The full schedule, with dates and prices, is on the Reach's website, www.visitthereach.org.

There's a variety. Among the highlights:

-- Three separate tours focusing on the ice age floods that shaped the region, including one tour that will serve as a professional development opportunity for teachers.

-- A jet boat trip to Sacajawea State Park, a pass through the locks at Ice Harbor Dam and stops at Broetje Orchards and a Boise Cascade tree farm.

-- A hike led by naturalists who'll provide expertise on the birds and flowers.

-- A tour showing "the system of beer from hops to bottle" with visits to hop fields, a drying plant and the American Hop Museum in Toppenish among the stops.

-- A three-course progressive dinner featuring wineries and local chefs.

One of the ice age flood tours will stop at the Sustainable Agriculture and Energy (SAGE) Center opening this summer in Boardman.

The tours will help ramp up excitement for the long-awaited Reach center, planned for the west end of Columbia Park.

Toomey said the site work should begin soon and construction is to start in mid-April -- almost two months earlier than planned. The center is to include two galleries, a film viewing room, a multipurpose room, office space, a store and a great hall looking out on the Columbia River.

Officials envision the center as the first building on the Reach campus.

Cathleen Williams, who's worked in the tour industry more than 20 years, helped develop the program and will lead many of the tours. On some tours, other experts in fields such as geology will come along.

Transportation and meals will be included.

The tours will last four to eight hours.
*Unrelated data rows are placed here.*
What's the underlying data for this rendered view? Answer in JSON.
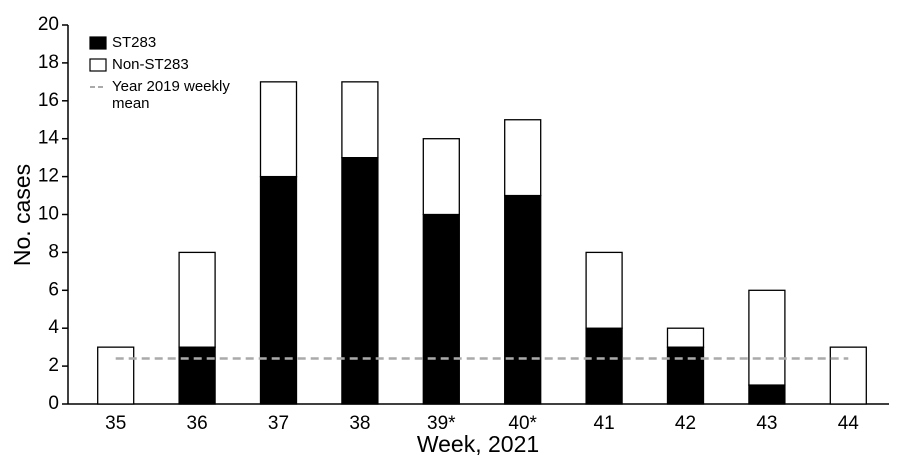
{
  "chart_data": {
    "type": "stacked_bar",
    "x_label": "Week, 2021",
    "y_label": "No. cases",
    "categories": [
      "35",
      "36",
      "37",
      "38",
      "39*",
      "40*",
      "41",
      "42",
      "43",
      "44"
    ],
    "series": [
      {
        "name": "ST283",
        "color": "#000000",
        "values": [
          0,
          3,
          12,
          13,
          10,
          11,
          4,
          3,
          1,
          0
        ]
      },
      {
        "name": "Non-ST283",
        "color": "#ffffff",
        "values": [
          3,
          5,
          5,
          4,
          4,
          4,
          4,
          1,
          5,
          3
        ]
      }
    ],
    "reference_lines": [
      {
        "name": "Year 2019 weekly mean",
        "value": 2.4,
        "color": "#aaaaaa"
      }
    ],
    "ylim": [
      0,
      20
    ],
    "yticks": [
      0,
      2,
      4,
      6,
      8,
      10,
      12,
      14,
      16,
      18,
      20
    ],
    "grid": false,
    "legend": "upper left"
  }
}
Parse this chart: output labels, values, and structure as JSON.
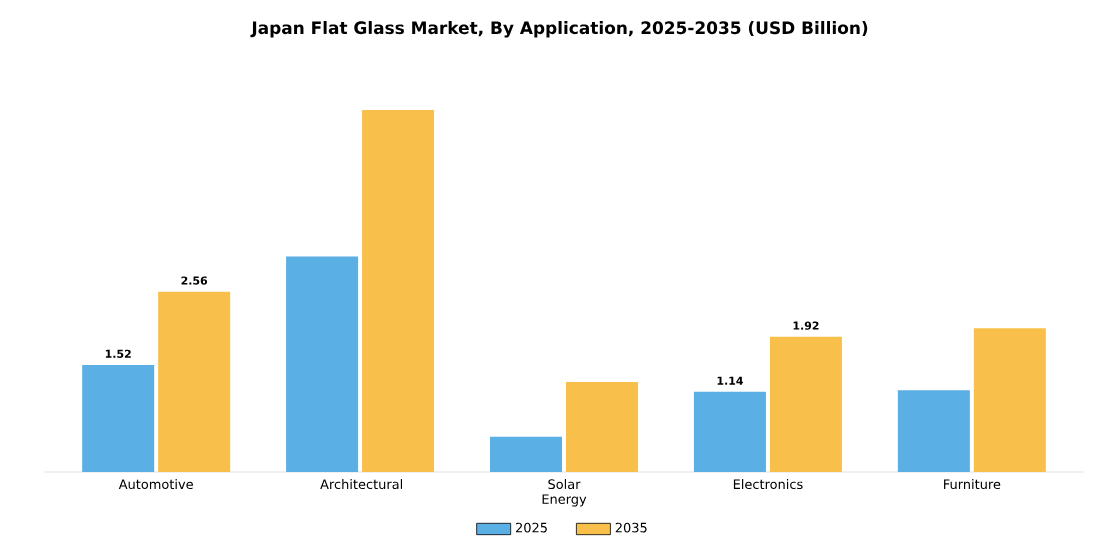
{
  "chart_data": {
    "type": "bar",
    "title": "Japan Flat Glass Market, By Application, 2025-2035 (USD Billion)",
    "categories": [
      "Automotive",
      "Architectural",
      "Solar Energy",
      "Electronics",
      "Furniture"
    ],
    "series": [
      {
        "name": "2025",
        "color": "#5aafe4",
        "values": [
          1.52,
          3.06,
          0.5,
          1.14,
          1.16
        ],
        "value_labels": [
          "1.52",
          null,
          null,
          "1.14",
          null
        ]
      },
      {
        "name": "2035",
        "color": "#f8c04a",
        "values": [
          2.56,
          5.14,
          1.28,
          1.92,
          2.04
        ],
        "value_labels": [
          "2.56",
          null,
          null,
          "1.92",
          null
        ]
      }
    ],
    "legend": "bottom"
  }
}
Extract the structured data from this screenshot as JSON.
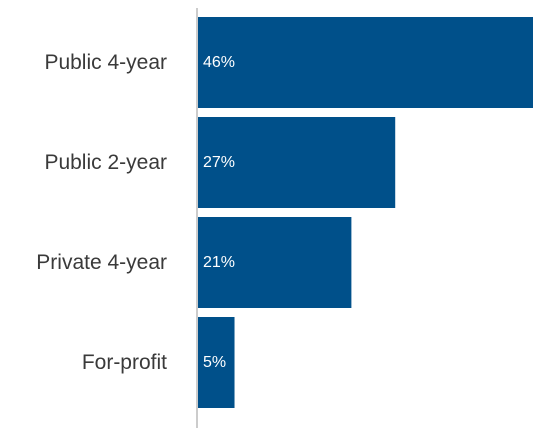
{
  "chart_data": {
    "type": "bar",
    "orientation": "horizontal",
    "categories": [
      "Public 4-year",
      "Public 2-year",
      "Private 4-year",
      "For-profit"
    ],
    "values": [
      46,
      27,
      21,
      5
    ],
    "value_labels": [
      "46%",
      "27%",
      "21%",
      "5%"
    ],
    "xlim": [
      0,
      46
    ],
    "grid": false,
    "bar_color": "#00508a",
    "axis_color": "#cccccc",
    "label_color": "#3a3a3a",
    "value_label_color": "#ffffff"
  }
}
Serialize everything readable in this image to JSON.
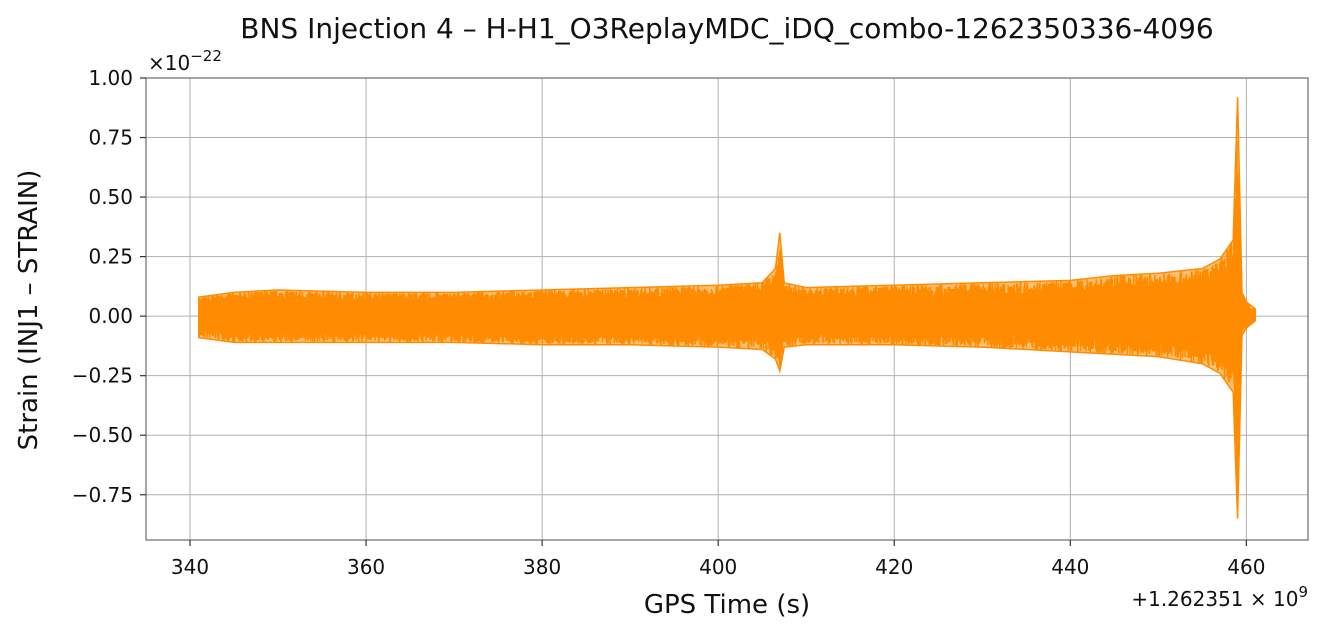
{
  "chart_data": {
    "type": "line",
    "title": "BNS Injection 4 – H-H1_O3ReplayMDC_iDQ_combo-1262350336-4096",
    "xlabel": "GPS Time (s)",
    "ylabel": "Strain (INJ1 – STRAIN)",
    "xlim": [
      335,
      467
    ],
    "ylim": [
      -0.94,
      1.0
    ],
    "x_ticks": [
      340,
      360,
      380,
      400,
      420,
      440,
      460
    ],
    "x_tick_labels": [
      "340",
      "360",
      "380",
      "400",
      "420",
      "440",
      "460"
    ],
    "y_ticks": [
      -0.75,
      -0.5,
      -0.25,
      0.0,
      0.25,
      0.5,
      0.75,
      1.0
    ],
    "y_tick_labels": [
      "−0.75",
      "−0.50",
      "−0.25",
      "0.00",
      "0.25",
      "0.50",
      "0.75",
      "1.00"
    ],
    "x_offset_label": "+1.262351 × 10",
    "x_offset_exponent": "9",
    "y_scale_label": "×10",
    "y_scale_exponent": "−22",
    "grid": true,
    "color": "#ff8c00",
    "series": [
      {
        "x": [
          341,
          345,
          350,
          360,
          370,
          380,
          390,
          400,
          405,
          406.5,
          407,
          407.5,
          410,
          420,
          430,
          440,
          445,
          450,
          455,
          457,
          458.5,
          459,
          459.5,
          460,
          461
        ],
        "y_upper": [
          0.08,
          0.1,
          0.11,
          0.1,
          0.1,
          0.11,
          0.12,
          0.13,
          0.14,
          0.2,
          0.35,
          0.14,
          0.12,
          0.13,
          0.14,
          0.15,
          0.17,
          0.18,
          0.2,
          0.24,
          0.32,
          0.92,
          0.1,
          0.06,
          0.03
        ],
        "y_lower": [
          -0.09,
          -0.11,
          -0.11,
          -0.11,
          -0.11,
          -0.12,
          -0.12,
          -0.13,
          -0.14,
          -0.18,
          -0.23,
          -0.13,
          -0.12,
          -0.12,
          -0.13,
          -0.15,
          -0.16,
          -0.17,
          -0.2,
          -0.24,
          -0.32,
          -0.85,
          -0.08,
          -0.05,
          -0.02
        ]
      }
    ]
  }
}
A series of dates is set, but the Reach also can run customized tours for groups.

Reach officials sought input from educators, federal partners such as the National Park Service and the Tri-Cities Visitor & Convention Bureau as they developed the program.

Holly Siler, the visitor bureau's director of convention sales, said the all-inclusive nature of the tours -- with guides, transportation and meals set up in advance -- will make them appealing to groups visiting the Tri-Cities for conventions and events.

"Gone are the days where (visitors) show up, stay in a box and leave," she said. More and more, event planners are looking for additional "unique experiences" in the communities playing host to their events, she said.

The Reach plans to continue offering tours once the building opens next year.

"We get to be a museum without walls before we open," said Stephanie Button, Reach program and education coordinator. "And then once we open, we'll be a museum beyond our walls."

Officials are viewing the first round as a chance to learn what works and what participants are looking for in excursions.

The goal is to expand themes that visitors will find inside the building. "We're looking at these tours," Toomey said, "as an opportunity to drill down -- to either introduce or reintroduce folks to these wonderful aspects of our community and region."